Who was helping? The scope for female cooperative breeding in early Homo.

Bibliographic Collection: 
Publication Type: Journal Article
Authors: Bell, Adrian Viliami; Hinde, Katie; Newson, Lesley
Year of Publication: 2013
Journal: PLoS One
Volume: 8
Issue: 12
Pagination: e83667
Date Published: 2013
Publication Language: eng
ISSN: 1932-6203
Keywords: Animals, Biological Evolution, Breeding, Cooperative Behavior, Female, Helping behavior, Hominidae, Male, Mothers, Pregnancy, Reproduction, Sexual Behavior, Animal

Derived aspects of our human life history, such as short interbirth intervals and altricial newborns, have been attributed to male provisioning of nutrient-rich meat within monogamous relationships. However, many primatologists and anthropologists have questioned the relative importance of pair-bonding and biparental care, pointing to evidence that cooperative breeding better characterizes human reproductive and child-care relationships.
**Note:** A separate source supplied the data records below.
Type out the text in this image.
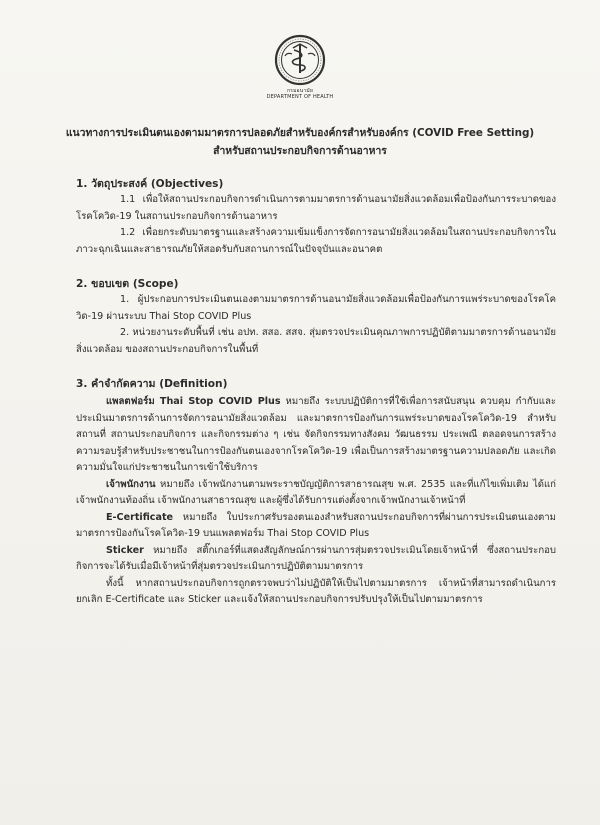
กรมอนามัย
DEPARTMENT OF HEALTH
แนวทางการประเมินตนเองตามมาตรการปลอดภัยสำหรับองค์กรสำหรับองค์กร (COVID Free Setting)
สำหรับสถานประกอบกิจการด้านอาหาร

1. วัตถุประสงค์ (Objectives)

1.1 เพื่อให้สถานประกอบกิจการดำเนินการตามมาตรการด้านอนามัยสิ่งแวดล้อมเพื่อป้องกันการระบาดของโรคโควิด-19 ในสถานประกอบกิจการด้านอาหาร

1.2 เพื่อยกระดับมาตรฐานและสร้างความเข้มแข็งการจัดการอนามัยสิ่งแวดล้อมในสถานประกอบกิจการในภาวะฉุกเฉินและสาธารณภัยให้สอดรับกับสถานการณ์ในปัจจุบันและอนาคต

2. ขอบเขต (Scope)

1. ผู้ประกอบการประเมินตนเองตามมาตรการด้านอนามัยสิ่งแวดล้อมเพื่อป้องกันการแพร่ระบาดของโรคโควิด-19 ผ่านระบบ Thai Stop COVID Plus

2. หน่วยงานระดับพื้นที่ เช่น อปท. สสอ. สสจ. สุ่มตรวจประเมินคุณภาพการปฏิบัติตามมาตรการด้านอนามัยสิ่งแวดล้อม ของสถานประกอบกิจการในพื้นที่

3. คำจำกัดความ (Definition)

แพลตฟอร์ม Thai Stop COVID Plus หมายถึง ระบบปฏิบัติการที่ใช้เพื่อการสนับสนุน ควบคุม กำกับและประเมินมาตรการด้านการจัดการอนามัยสิ่งแวดล้อม และมาตรการป้องกันการแพร่ระบาดของโรคโควิด-19 สำหรับสถานที่ สถานประกอบกิจการ และกิจกรรมต่าง ๆ เช่น จัดกิจกรรมทางสังคม วัฒนธรรม ประเพณี ตลอดจนการสร้างความรอบรู้สำหรับประชาชนในการป้องกันตนเองจากโรคโควิด-19 เพื่อเป็นการสร้างมาตรฐานความปลอดภัย และเกิดความมั่นใจแก่ประชาชนในการเข้าใช้บริการ

เจ้าพนักงาน หมายถึง เจ้าพนักงานตามพระราชบัญญัติการสาธารณสุข พ.ศ. 2535 และที่แก้ไขเพิ่มเติม ได้แก่ เจ้าพนักงานท้องถิ่น เจ้าพนักงานสาธารณสุข และผู้ซึ่งได้รับการแต่งตั้งจากเจ้าพนักงานเจ้าหน้าที่

E-Certificate หมายถึง ใบประกาศรับรองตนเองสำหรับสถานประกอบกิจการที่ผ่านการประเมินตนเองตามมาตรการป้องกันโรคโควิด-19 บนแพลตฟอร์ม Thai Stop COVID Plus

Sticker หมายถึง สติ๊กเกอร์ที่แสดงสัญลักษณ์การผ่านการสุ่มตรวจประเมินโดยเจ้าหน้าที่ ซึ่งสถานประกอบกิจการจะได้รับเมื่อมีเจ้าหน้าที่สุ่มตรวจประเมินการปฏิบัติตามมาตรการ

ทั้งนี้ หากสถานประกอบกิจการถูกตรวจพบว่าไม่ปฏิบัติให้เป็นไปตามมาตรการ เจ้าหน้าที่สามารถดำเนินการยกเลิก E-Certificate และ Sticker และแจ้งให้สถานประกอบกิจการปรับปรุงให้เป็นไปตามมาตรการ
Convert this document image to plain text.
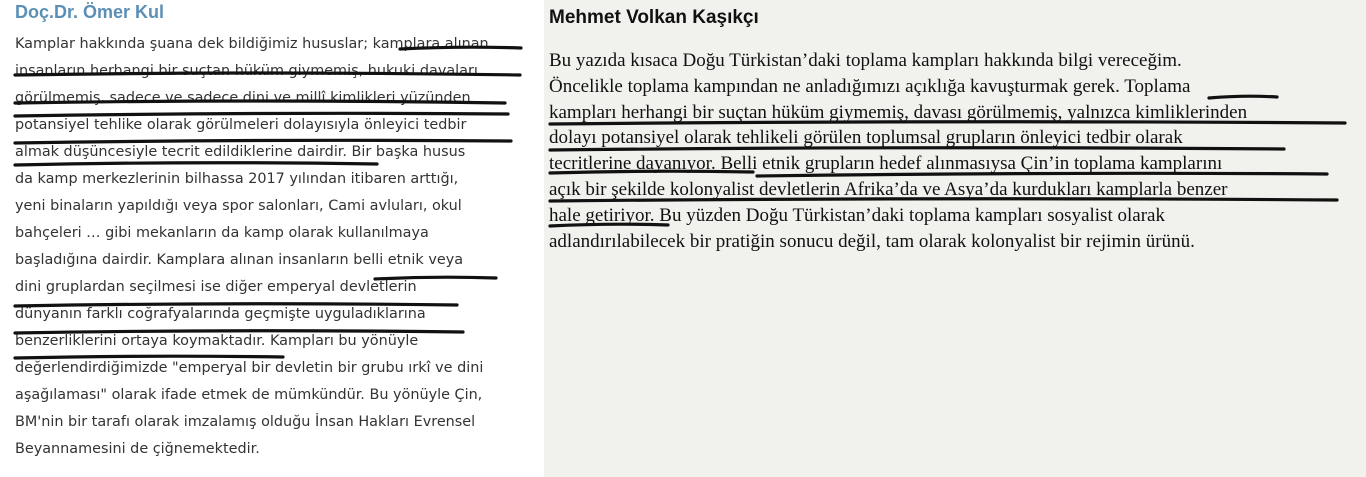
Doç.Dr. Ömer Kul
Kamplar hakkında şuana dek bildiğimiz hususlar; kamplara alınan
insanların herhangi bir suçtan hüküm giymemiş, hukuki davaları
görülmemiş, sadece ve sadece dini ve millî kimlikleri yüzünden
potansiyel tehlike olarak görülmeleri dolayısıyla önleyici tedbir
almak düşüncesiyle tecrit edildiklerine dairdir. Bir başka husus
da kamp merkezlerinin bilhassa 2017 yılından itibaren arttığı,
yeni binaların yapıldığı veya spor salonları, Cami avluları, okul
bahçeleri … gibi mekanların da kamp olarak kullanılmaya
başladığına dairdir. Kamplara alınan insanların belli etnik veya
dini gruplardan seçilmesi ise diğer emperyal devletlerin
dünyanın farklı coğrafyalarında geçmişte uyguladıklarına
benzerliklerini ortaya koymaktadır. Kampları bu yönüyle
değerlendirdiğimizde "emperyal bir devletin bir grubu ırkî ve dini
aşağılaması" olarak ifade etmek de mümkündür. Bu yönüyle Çin,
BM'nin bir tarafı olarak imzalamış olduğu İnsan Hakları Evrensel
Beyannamesini de çiğnemektedir.
Mehmet Volkan Kaşıkçı
Bu yazıda kısaca Doğu Türkistan’daki toplama kampları hakkında bilgi vereceğim.
Öncelikle toplama kampından ne anladığımızı açıklığa kavuşturmak gerek. Toplama
kampları herhangi bir suçtan hüküm giymemiş, davası görülmemiş, yalnızca kimliklerinden
dolayı potansiyel olarak tehlikeli görülen toplumsal grupların önleyici tedbir olarak
tecritlerine dayanıyor. Belli etnik grupların hedef alınmasıysa Çin’in toplama kamplarını
açık bir şekilde kolonyalist devletlerin Afrika’da ve Asya’da kurdukları kamplarla benzer
hale getiriyor. Bu yüzden Doğu Türkistan’daki toplama kampları sosyalist olarak
adlandırılabilecek bir pratiğin sonucu değil, tam olarak kolonyalist bir rejimin ürünü.
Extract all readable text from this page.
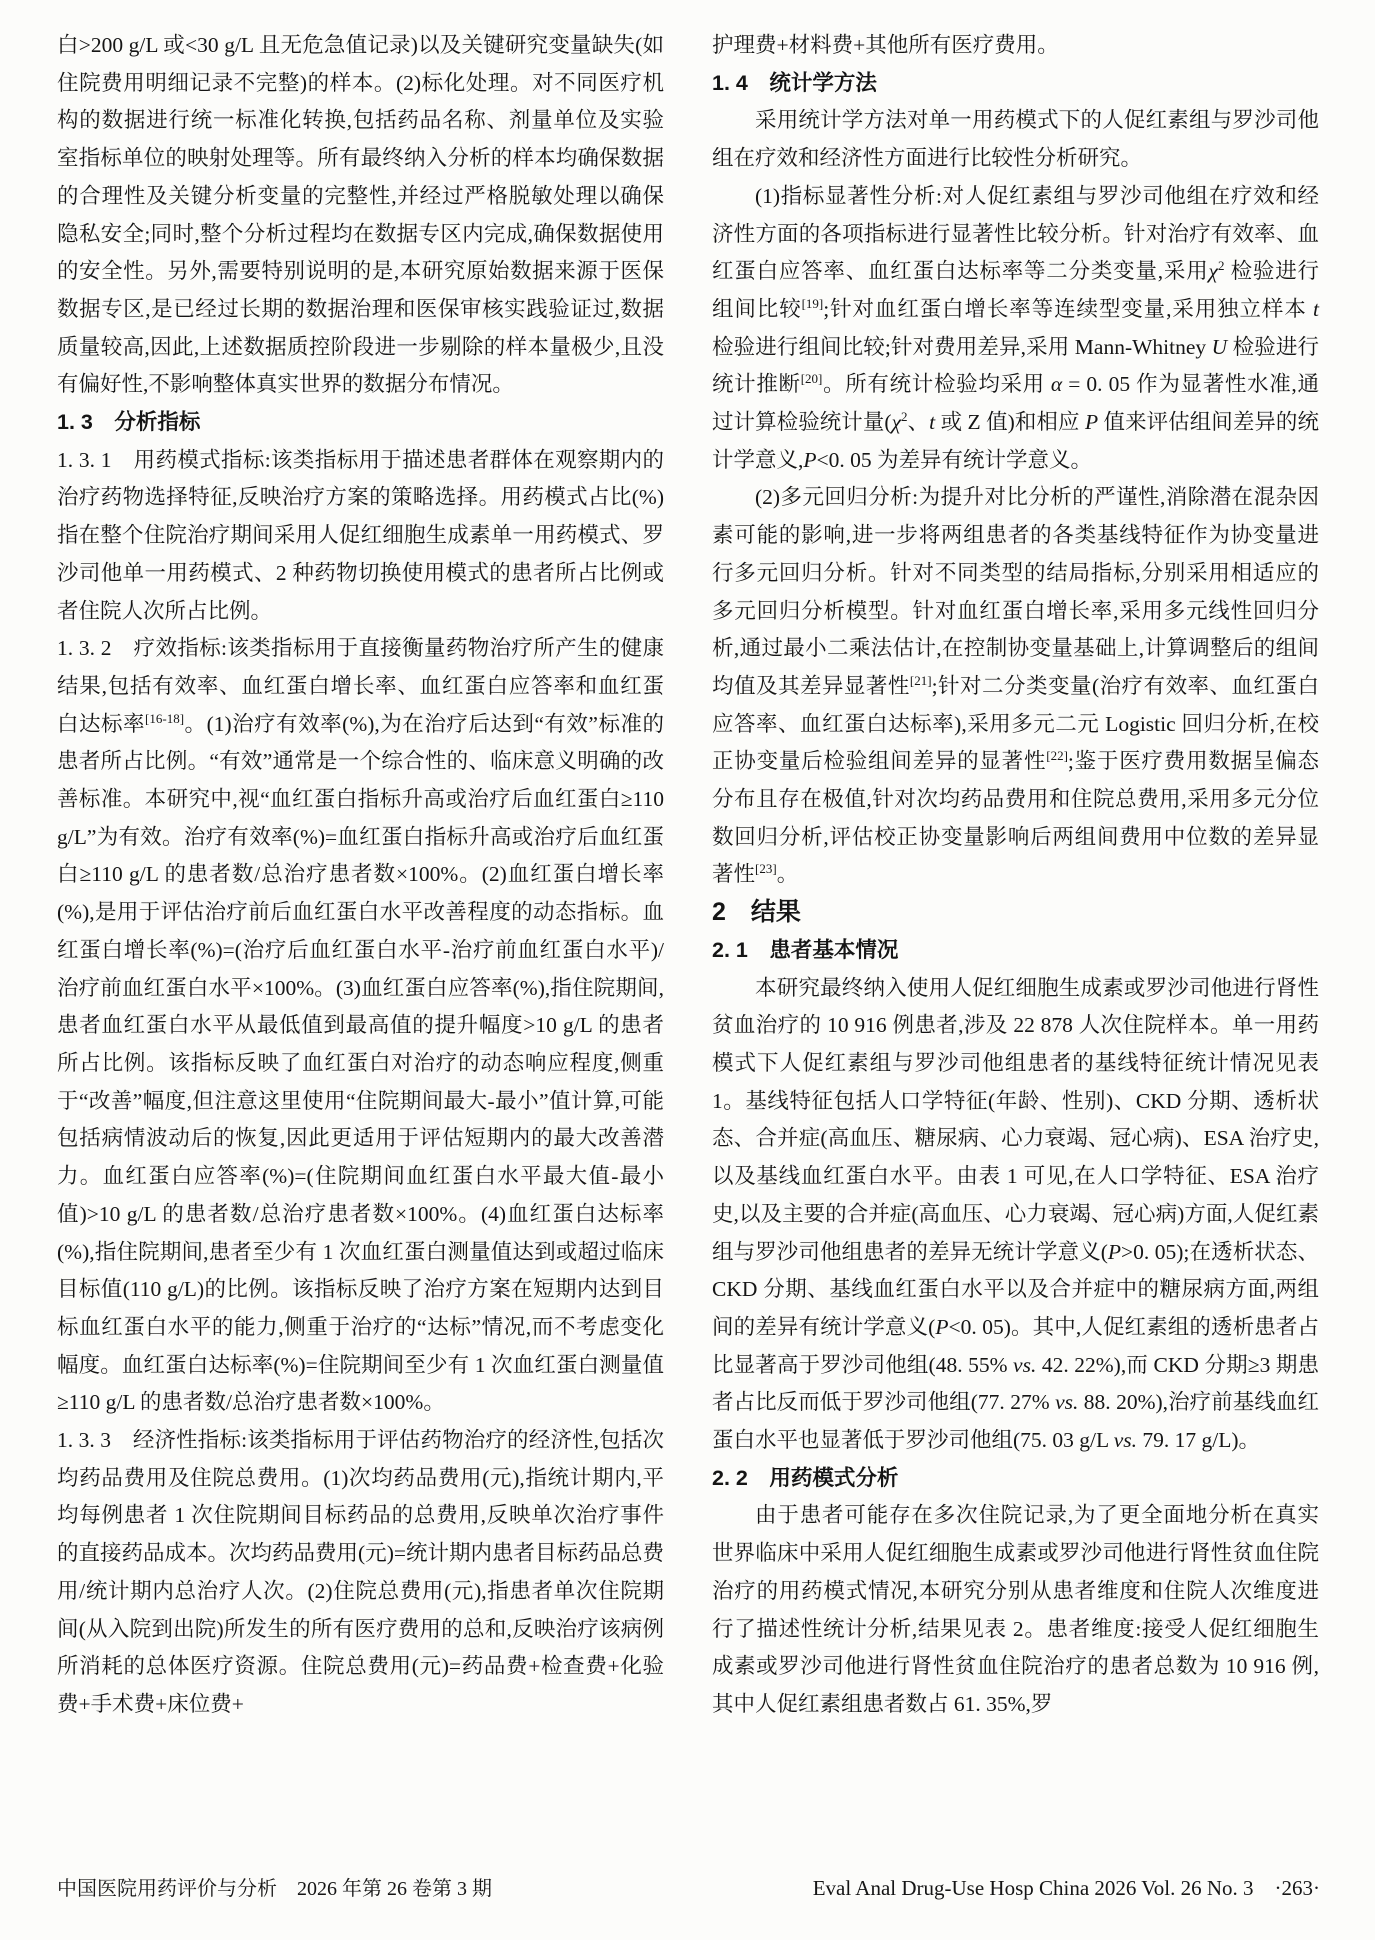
白>200 g/L 或<30 g/L 且无危急值记录)以及关键研究变量缺失(如住院费用明细记录不完整)的样本。(2)标化处理。对不同医疗机构的数据进行统一标准化转换,包括药品名称、剂量单位及实验室指标单位的映射处理等。所有最终纳入分析的样本均确保数据的合理性及关键分析变量的完整性,并经过严格脱敏处理以确保隐私安全;同时,整个分析过程均在数据专区内完成,确保数据使用的安全性。另外,需要特别说明的是,本研究原始数据来源于医保数据专区,是已经过长期的数据治理和医保审核实践验证过,数据质量较高,因此,上述数据质控阶段进一步剔除的样本量极少,且没有偏好性,不影响整体真实世界的数据分布情况。
1. 3　分析指标
1. 3. 1　用药模式指标:该类指标用于描述患者群体在观察期内的治疗药物选择特征,反映治疗方案的策略选择。用药模式占比(%)指在整个住院治疗期间采用人促红细胞生成素单一用药模式、罗沙司他单一用药模式、2 种药物切换使用模式的患者所占比例或者住院人次所占比例。
1. 3. 2　疗效指标:该类指标用于直接衡量药物治疗所产生的健康结果,包括有效率、血红蛋白增长率、血红蛋白应答率和血红蛋白达标率[16-18]。(1)治疗有效率(%),为在治疗后达到“有效”标准的患者所占比例。“有效”通常是一个综合性的、临床意义明确的改善标准。本研究中,视“血红蛋白指标升高或治疗后血红蛋白≥110 g/L”为有效。治疗有效率(%)=血红蛋白指标升高或治疗后血红蛋白≥110 g/L 的患者数/总治疗患者数×100%。(2)血红蛋白增长率(%),是用于评估治疗前后血红蛋白水平改善程度的动态指标。血红蛋白增长率(%)=(治疗后血红蛋白水平-治疗前血红蛋白水平)/治疗前血红蛋白水平×100%。(3)血红蛋白应答率(%),指住院期间,患者血红蛋白水平从最低值到最高值的提升幅度>10 g/L 的患者所占比例。该指标反映了血红蛋白对治疗的动态响应程度,侧重于“改善”幅度,但注意这里使用“住院期间最大-最小”值计算,可能包括病情波动后的恢复,因此更适用于评估短期内的最大改善潜力。血红蛋白应答率(%)=(住院期间血红蛋白水平最大值-最小值)>10 g/L 的患者数/总治疗患者数×100%。(4)血红蛋白达标率(%),指住院期间,患者至少有 1 次血红蛋白测量值达到或超过临床目标值(110 g/L)的比例。该指标反映了治疗方案在短期内达到目标血红蛋白水平的能力,侧重于治疗的“达标”情况,而不考虑变化幅度。血红蛋白达标率(%)=住院期间至少有 1 次血红蛋白测量值≥110 g/L 的患者数/总治疗患者数×100%。
1. 3. 3　经济性指标:该类指标用于评估药物治疗的经济性,包括次均药品费用及住院总费用。(1)次均药品费用(元),指统计期内,平均每例患者 1 次住院期间目标药品的总费用,反映单次治疗事件的直接药品成本。次均药品费用(元)=统计期内患者目标药品总费用/统计期内总治疗人次。(2)住院总费用(元),指患者单次住院期间(从入院到出院)所发生的所有医疗费用的总和,反映治疗该病例所消耗的总体医疗资源。住院总费用(元)=药品费+检查费+化验费+手术费+床位费+
护理费+材料费+其他所有医疗费用。
1. 4　统计学方法
采用统计学方法对单一用药模式下的人促红素组与罗沙司他组在疗效和经济性方面进行比较性分析研究。
(1)指标显著性分析:对人促红素组与罗沙司他组在疗效和经济性方面的各项指标进行显著性比较分析。针对治疗有效率、血红蛋白应答率、血红蛋白达标率等二分类变量,采用$\chi^2$ 检验进行组间比较[19];针对血红蛋白增长率等连续型变量,采用独立样本 t 检验进行组间比较;针对费用差异,采用 Mann-Whitney U 检验进行统计推断[20]。所有统计检验均采用 α = 0. 05 作为显著性水准,通过计算检验统计量($\chi^2$、t 或 Z 值)和相应 P 值来评估组间差异的统计学意义,P<0. 05 为差异有统计学意义。
(2)多元回归分析:为提升对比分析的严谨性,消除潜在混杂因素可能的影响,进一步将两组患者的各类基线特征作为协变量进行多元回归分析。针对不同类型的结局指标,分别采用相适应的多元回归分析模型。针对血红蛋白增长率,采用多元线性回归分析,通过最小二乘法估计,在控制协变量基础上,计算调整后的组间均值及其差异显著性[21];针对二分类变量(治疗有效率、血红蛋白应答率、血红蛋白达标率),采用多元二元 Logistic 回归分析,在校正协变量后检验组间差异的显著性[22];鉴于医疗费用数据呈偏态分布且存在极值,针对次均药品费用和住院总费用,采用多元分位数回归分析,评估校正协变量影响后两组间费用中位数的差异显著性[23]。
2　结果
2. 1　患者基本情况
本研究最终纳入使用人促红细胞生成素或罗沙司他进行肾性贫血治疗的 10 916 例患者,涉及 22 878 人次住院样本。单一用药模式下人促红素组与罗沙司他组患者的基线特征统计情况见表 1。基线特征包括人口学特征(年龄、性别)、CKD 分期、透析状态、合并症(高血压、糖尿病、心力衰竭、冠心病)、ESA 治疗史,以及基线血红蛋白水平。由表 1 可见,在人口学特征、ESA 治疗史,以及主要的合并症(高血压、心力衰竭、冠心病)方面,人促红素组与罗沙司他组患者的差异无统计学意义(P>0. 05);在透析状态、CKD 分期、基线血红蛋白水平以及合并症中的糖尿病方面,两组间的差异有统计学意义(P<0. 05)。其中,人促红素组的透析患者占比显著高于罗沙司他组(48. 55% vs. 42. 22%),而 CKD 分期≥3 期患者占比反而低于罗沙司他组(77. 27% vs. 88. 20%),治疗前基线血红蛋白水平也显著低于罗沙司他组(75. 03 g/L vs. 79. 17 g/L)。
2. 2　用药模式分析
由于患者可能存在多次住院记录,为了更全面地分析在真实世界临床中采用人促红细胞生成素或罗沙司他进行肾性贫血住院治疗的用药模式情况,本研究分别从患者维度和住院人次维度进行了描述性统计分析,结果见表 2。患者维度:接受人促红细胞生成素或罗沙司他进行肾性贫血住院治疗的患者总数为 10 916 例,其中人促红素组患者数占 61. 35%,罗
中国医院用药评价与分析　2026 年第 26 卷第 3 期	Eval Anal Drug-Use Hosp China 2026 Vol. 26 No. 3　·263·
We present a mathematical model with empirically-informed parameter ranges showing that natural selection favors cooperation among mothers over a wide range of conditions. In contrast, our analysis provides a far more narrow range of support for selection favoring male coalition-based monogamy over more promiscuous independent males, suggesting that provisioning within monogamous relationships may fall short of explaining the evolution of Homo life history. Rather, broader cooperative networks within and between the sexes provide the primary basis for our unique life history.